Additionally, in a clinically meaningful and prespecified sub-analysis of patients who had previously undergone a percutaneous coronary intervention (PCI), a procedure to open a blocked or narrowed coronary artery, a 15% (7.3% vs. 8.6%) relative risk reduction was observed for BRILINTA plus aspirin for the composite of CV death, heart attack, or stroke, compared with aspirin alone.
The safety profile for BRILINTA was consistent with the known profile of the medicine with an increased risk of bleeding events observed in both THEMIS and the THEMIS-PCI sub-analysis.
Mene Pangalos, executive vice President, BioPharmaceuticals R&D, said: “These positive results show that BRILINTA reduced the risk of cardiovascular events in patients with coronary artery disease and type 2 diabetes, and we hope this will make a difference because their risk of heart attack or stroke is almost twice as high as it is among diabetes patients without cardiovascular disease. Also, for the first time, these new data identified an easily-recognisable sub-group of stable patients who may benefit most from BRILINTA—those with type 2 diabetes who have undergone PCI.”

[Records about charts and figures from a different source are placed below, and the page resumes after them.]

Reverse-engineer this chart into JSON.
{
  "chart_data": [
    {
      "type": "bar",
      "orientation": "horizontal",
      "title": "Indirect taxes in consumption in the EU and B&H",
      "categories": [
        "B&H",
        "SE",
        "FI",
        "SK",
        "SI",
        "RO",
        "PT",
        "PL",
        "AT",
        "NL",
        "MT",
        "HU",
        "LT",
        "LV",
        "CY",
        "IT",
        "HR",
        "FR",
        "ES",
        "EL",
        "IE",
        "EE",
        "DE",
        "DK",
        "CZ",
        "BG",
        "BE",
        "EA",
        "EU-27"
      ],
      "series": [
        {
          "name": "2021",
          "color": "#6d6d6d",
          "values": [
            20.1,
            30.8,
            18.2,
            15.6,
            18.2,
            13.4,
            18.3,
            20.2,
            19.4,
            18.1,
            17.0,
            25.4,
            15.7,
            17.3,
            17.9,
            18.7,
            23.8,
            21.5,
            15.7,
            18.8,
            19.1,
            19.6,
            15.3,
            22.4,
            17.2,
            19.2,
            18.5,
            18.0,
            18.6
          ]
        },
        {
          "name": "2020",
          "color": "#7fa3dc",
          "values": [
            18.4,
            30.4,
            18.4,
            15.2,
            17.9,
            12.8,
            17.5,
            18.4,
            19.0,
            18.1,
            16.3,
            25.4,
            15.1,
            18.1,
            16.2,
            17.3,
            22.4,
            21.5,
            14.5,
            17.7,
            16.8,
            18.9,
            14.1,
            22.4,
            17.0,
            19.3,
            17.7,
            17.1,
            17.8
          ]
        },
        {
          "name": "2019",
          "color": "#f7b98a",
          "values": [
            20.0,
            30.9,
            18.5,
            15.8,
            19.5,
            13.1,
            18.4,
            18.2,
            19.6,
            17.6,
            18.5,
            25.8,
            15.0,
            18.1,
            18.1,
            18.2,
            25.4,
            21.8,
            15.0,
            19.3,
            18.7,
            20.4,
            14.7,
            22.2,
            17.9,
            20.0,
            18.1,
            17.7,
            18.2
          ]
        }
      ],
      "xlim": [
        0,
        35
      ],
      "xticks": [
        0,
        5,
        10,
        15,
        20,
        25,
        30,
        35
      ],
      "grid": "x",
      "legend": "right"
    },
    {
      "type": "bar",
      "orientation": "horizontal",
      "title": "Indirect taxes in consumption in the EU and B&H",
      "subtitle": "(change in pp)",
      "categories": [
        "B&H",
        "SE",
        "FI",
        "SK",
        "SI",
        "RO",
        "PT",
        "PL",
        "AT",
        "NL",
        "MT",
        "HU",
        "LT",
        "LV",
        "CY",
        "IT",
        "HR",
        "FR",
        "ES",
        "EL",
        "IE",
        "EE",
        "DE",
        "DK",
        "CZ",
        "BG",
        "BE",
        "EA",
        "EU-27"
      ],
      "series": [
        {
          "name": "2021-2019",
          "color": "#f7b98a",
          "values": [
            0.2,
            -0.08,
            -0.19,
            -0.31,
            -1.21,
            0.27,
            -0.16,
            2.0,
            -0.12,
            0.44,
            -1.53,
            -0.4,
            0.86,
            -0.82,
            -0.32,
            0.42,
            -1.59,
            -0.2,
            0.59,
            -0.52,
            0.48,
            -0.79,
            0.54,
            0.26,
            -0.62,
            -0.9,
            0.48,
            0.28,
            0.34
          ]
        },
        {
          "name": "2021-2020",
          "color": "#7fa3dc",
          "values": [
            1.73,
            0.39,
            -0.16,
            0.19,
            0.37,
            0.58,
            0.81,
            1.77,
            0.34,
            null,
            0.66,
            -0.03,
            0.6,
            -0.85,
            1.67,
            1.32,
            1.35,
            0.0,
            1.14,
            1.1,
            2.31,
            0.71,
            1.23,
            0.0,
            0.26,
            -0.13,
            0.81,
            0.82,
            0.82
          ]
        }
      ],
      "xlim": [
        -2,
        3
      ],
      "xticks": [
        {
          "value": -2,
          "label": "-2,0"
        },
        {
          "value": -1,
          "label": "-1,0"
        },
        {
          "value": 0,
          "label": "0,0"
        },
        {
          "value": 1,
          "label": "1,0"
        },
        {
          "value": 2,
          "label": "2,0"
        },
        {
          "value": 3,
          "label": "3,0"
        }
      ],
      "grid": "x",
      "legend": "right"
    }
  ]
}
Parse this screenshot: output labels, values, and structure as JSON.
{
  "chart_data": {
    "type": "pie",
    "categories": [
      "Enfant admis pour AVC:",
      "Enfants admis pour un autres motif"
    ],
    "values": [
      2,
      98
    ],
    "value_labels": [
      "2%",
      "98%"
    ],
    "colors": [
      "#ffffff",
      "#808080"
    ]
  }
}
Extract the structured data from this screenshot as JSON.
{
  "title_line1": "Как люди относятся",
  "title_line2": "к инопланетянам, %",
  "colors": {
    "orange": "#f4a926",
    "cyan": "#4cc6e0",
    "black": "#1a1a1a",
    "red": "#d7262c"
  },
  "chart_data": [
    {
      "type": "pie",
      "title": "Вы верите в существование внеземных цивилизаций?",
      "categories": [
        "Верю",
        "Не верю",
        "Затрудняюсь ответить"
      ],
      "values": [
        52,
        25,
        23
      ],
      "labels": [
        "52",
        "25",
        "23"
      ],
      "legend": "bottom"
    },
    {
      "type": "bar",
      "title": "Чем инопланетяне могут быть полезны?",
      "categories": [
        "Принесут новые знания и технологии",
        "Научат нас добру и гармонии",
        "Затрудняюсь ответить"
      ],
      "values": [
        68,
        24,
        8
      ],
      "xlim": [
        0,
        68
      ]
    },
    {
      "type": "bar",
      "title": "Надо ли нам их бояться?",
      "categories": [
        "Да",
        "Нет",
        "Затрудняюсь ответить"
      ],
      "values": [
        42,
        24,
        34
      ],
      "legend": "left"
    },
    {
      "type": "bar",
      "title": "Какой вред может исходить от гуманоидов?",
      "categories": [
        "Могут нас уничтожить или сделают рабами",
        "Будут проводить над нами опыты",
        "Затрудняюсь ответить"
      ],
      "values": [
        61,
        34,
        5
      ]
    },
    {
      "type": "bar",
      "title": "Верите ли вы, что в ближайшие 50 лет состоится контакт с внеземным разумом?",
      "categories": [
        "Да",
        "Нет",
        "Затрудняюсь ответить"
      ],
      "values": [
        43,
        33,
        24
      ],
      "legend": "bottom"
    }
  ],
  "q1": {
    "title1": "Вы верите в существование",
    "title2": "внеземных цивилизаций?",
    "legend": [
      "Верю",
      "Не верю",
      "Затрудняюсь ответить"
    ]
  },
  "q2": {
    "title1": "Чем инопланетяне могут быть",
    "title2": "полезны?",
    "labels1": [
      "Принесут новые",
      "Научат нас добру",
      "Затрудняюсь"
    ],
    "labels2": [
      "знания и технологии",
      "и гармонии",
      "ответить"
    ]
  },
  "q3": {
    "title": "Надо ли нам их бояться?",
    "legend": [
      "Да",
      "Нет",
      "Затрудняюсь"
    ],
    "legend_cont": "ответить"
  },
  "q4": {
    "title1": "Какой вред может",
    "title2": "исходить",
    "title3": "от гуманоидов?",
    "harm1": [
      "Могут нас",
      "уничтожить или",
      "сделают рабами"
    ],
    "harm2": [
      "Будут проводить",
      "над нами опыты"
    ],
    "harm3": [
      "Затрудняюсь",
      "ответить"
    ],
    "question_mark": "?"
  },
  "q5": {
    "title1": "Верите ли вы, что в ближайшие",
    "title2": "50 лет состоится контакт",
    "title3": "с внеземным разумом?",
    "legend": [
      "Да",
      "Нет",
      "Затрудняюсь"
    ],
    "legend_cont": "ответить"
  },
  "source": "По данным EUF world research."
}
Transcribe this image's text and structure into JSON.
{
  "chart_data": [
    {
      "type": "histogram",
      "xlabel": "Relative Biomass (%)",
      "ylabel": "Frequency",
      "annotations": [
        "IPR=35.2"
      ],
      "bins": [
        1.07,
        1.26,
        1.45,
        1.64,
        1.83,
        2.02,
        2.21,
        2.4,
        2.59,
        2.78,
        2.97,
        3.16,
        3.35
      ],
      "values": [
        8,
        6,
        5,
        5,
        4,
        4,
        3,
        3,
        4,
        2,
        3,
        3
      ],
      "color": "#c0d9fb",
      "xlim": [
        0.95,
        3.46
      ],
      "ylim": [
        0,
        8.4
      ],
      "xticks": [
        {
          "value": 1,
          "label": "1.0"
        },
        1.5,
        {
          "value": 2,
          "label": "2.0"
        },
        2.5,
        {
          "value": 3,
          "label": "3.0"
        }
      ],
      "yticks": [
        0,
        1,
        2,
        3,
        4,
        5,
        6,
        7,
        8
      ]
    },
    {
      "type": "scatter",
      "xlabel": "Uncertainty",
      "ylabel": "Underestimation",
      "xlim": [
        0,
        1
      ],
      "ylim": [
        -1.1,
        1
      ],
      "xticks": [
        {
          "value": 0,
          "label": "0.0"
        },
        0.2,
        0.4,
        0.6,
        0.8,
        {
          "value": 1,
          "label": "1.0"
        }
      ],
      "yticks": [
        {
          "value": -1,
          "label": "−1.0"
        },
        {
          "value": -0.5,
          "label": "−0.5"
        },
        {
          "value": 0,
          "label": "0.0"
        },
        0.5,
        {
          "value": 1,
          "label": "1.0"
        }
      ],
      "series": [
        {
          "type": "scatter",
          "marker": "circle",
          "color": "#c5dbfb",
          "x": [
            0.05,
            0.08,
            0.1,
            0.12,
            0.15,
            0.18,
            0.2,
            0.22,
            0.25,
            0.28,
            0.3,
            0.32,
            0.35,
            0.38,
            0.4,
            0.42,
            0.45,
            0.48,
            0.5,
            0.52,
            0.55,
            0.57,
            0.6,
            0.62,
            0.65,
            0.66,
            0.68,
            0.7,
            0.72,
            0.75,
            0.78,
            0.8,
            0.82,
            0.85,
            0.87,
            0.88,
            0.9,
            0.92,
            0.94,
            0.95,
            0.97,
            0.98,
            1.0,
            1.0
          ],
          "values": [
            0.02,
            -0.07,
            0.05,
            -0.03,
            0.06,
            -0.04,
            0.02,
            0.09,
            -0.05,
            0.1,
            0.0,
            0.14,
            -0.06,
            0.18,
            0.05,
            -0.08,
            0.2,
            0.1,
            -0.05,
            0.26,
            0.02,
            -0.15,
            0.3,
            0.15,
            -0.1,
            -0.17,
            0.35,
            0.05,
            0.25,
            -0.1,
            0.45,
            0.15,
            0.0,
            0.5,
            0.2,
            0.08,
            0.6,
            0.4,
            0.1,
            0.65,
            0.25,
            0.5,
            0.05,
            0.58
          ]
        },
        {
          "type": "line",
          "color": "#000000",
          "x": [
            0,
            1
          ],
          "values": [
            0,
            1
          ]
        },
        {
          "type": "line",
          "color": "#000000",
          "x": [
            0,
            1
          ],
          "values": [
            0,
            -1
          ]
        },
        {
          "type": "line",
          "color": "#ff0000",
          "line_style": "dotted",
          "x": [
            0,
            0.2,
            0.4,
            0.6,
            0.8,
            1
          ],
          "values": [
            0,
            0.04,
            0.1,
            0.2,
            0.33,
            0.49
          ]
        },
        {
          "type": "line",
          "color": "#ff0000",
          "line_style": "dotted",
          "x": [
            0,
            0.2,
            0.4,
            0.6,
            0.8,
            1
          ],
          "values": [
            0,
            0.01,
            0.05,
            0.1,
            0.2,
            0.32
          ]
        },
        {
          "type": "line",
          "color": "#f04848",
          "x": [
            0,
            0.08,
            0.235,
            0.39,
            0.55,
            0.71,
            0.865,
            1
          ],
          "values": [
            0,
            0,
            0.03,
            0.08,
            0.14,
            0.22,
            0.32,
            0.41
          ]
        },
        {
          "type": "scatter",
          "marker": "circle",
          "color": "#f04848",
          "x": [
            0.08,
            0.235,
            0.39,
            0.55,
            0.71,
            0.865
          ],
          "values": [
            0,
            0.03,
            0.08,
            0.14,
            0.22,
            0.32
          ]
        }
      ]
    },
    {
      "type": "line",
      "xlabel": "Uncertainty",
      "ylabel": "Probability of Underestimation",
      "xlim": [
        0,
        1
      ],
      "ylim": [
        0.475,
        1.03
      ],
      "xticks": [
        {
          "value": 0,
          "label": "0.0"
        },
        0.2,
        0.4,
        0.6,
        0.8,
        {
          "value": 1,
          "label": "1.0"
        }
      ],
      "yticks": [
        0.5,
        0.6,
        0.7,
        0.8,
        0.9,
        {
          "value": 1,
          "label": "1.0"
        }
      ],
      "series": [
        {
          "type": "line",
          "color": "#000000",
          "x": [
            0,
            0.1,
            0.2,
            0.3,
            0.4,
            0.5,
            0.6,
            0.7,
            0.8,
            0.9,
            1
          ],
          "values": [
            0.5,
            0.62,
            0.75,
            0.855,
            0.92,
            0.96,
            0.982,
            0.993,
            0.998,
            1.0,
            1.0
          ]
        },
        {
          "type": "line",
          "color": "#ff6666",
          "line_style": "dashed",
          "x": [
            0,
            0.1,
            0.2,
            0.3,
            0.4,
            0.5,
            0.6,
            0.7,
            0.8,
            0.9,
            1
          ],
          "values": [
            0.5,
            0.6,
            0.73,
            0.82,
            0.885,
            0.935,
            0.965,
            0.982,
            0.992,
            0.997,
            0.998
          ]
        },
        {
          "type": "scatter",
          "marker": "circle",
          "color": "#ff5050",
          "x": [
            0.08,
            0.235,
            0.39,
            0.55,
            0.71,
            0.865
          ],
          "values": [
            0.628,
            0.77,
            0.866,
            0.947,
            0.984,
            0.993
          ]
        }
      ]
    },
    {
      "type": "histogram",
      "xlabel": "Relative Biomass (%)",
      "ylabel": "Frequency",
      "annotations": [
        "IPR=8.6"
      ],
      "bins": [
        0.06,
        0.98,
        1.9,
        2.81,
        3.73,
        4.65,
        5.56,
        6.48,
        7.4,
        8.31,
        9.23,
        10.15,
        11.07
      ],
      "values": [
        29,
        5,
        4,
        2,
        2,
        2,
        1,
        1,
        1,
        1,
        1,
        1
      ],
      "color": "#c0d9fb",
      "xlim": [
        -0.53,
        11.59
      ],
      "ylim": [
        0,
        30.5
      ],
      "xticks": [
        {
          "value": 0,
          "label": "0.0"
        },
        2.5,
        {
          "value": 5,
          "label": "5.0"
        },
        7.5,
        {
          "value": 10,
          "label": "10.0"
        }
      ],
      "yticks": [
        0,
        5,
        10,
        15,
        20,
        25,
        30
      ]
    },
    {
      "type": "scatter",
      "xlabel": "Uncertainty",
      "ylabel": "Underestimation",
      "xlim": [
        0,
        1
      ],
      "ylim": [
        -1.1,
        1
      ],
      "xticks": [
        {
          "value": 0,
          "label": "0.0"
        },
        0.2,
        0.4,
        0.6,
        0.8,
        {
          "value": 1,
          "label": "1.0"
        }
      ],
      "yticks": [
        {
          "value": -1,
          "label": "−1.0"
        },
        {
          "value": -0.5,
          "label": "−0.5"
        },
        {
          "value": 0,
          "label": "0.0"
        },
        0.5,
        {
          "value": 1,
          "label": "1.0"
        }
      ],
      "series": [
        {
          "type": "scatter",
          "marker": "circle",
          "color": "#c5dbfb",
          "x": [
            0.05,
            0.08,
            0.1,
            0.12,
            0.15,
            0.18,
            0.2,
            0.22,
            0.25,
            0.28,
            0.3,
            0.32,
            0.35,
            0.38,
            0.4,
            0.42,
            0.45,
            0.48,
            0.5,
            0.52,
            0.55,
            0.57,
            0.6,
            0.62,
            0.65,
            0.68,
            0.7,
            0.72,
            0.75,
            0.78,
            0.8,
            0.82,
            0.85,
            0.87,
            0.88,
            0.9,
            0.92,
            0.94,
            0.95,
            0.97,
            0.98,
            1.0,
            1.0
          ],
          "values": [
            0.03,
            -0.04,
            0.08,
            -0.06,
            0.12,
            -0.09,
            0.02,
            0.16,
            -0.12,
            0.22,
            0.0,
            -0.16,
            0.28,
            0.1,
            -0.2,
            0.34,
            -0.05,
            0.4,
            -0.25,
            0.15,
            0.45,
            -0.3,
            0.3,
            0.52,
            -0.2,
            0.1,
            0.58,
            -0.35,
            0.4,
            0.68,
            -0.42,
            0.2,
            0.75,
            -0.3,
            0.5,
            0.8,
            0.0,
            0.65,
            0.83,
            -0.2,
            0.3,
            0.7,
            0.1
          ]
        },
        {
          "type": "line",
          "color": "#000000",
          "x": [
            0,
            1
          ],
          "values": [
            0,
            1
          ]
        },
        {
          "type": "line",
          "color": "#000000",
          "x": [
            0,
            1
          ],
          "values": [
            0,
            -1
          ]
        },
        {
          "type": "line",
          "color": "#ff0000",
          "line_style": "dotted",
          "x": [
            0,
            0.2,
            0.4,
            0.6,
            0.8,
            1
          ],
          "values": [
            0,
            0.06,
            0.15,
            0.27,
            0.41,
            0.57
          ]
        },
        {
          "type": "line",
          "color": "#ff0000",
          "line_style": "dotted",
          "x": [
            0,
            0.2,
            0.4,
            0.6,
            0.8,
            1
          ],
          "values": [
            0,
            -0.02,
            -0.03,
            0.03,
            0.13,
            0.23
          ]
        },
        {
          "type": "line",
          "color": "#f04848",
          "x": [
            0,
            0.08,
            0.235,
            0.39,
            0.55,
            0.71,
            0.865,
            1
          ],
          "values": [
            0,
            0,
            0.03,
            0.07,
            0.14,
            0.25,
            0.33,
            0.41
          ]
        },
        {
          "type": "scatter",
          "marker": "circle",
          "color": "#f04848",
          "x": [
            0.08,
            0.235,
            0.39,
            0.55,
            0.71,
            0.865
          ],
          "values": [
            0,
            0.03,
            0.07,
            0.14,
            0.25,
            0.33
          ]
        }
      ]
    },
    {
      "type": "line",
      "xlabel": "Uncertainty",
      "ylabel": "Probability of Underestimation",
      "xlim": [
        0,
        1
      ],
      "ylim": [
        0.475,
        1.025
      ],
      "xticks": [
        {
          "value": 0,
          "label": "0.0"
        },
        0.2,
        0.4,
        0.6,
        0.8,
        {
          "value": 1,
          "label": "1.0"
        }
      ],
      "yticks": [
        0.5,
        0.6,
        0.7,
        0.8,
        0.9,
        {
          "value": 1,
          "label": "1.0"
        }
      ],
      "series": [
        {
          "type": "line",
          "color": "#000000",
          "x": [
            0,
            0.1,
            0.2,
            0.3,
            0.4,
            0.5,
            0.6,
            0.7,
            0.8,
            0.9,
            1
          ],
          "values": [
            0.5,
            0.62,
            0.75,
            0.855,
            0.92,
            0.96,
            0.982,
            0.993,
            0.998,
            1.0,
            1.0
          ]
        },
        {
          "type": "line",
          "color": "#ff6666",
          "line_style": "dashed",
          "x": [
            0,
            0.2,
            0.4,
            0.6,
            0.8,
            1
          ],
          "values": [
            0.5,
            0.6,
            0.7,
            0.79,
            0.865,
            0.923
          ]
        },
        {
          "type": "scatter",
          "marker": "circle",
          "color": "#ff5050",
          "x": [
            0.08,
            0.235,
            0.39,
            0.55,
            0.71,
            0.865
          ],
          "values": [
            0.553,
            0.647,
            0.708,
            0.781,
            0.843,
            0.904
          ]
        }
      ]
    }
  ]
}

Deepak L Bhatt, THEMIS co-chair and executive director of Interventional Cardiovascular Programs at Brigham and Women’s Hospital, and professor of Medicine at Harvard Medical School, Boston, USA, said: “So far, treatment options have been limited for patients with coronary artery disease and type 2 diabetes. The results from THEMIS greatly advance our understanding of cardiovascular risk reduction and refine our understanding of the role of dual antiplatelet therapy in patients across the cardiovascular spectrum.”
Gabriel Steg, THEMIS co-chair and professor at Université de Paris, said: “Patients with type 2 diabetes who had undergone a percutaneous coronary intervention face a similar risk of a cardiovascular event as those who have had a heart attack. The PCI population is a sizeable and easily identifiable group of patients that we hope in the future will be considered for long-term therapy with BRILINTA and aspirin.”
AstraZeneca will work with regulatory authorities to explore an update to the BRILINTA label based on these results.
Results from THEMIS and THEMIS-PCI were presented on 1 September 2019 at ESC Congress 2019 (the annual meeting of the European Society of Cardiology) in Paris, France. The results for the overall THEMIS trial were published simultaneously in the New England Journal of Medicine and results from THEMIS-PCI were published in The Lancet.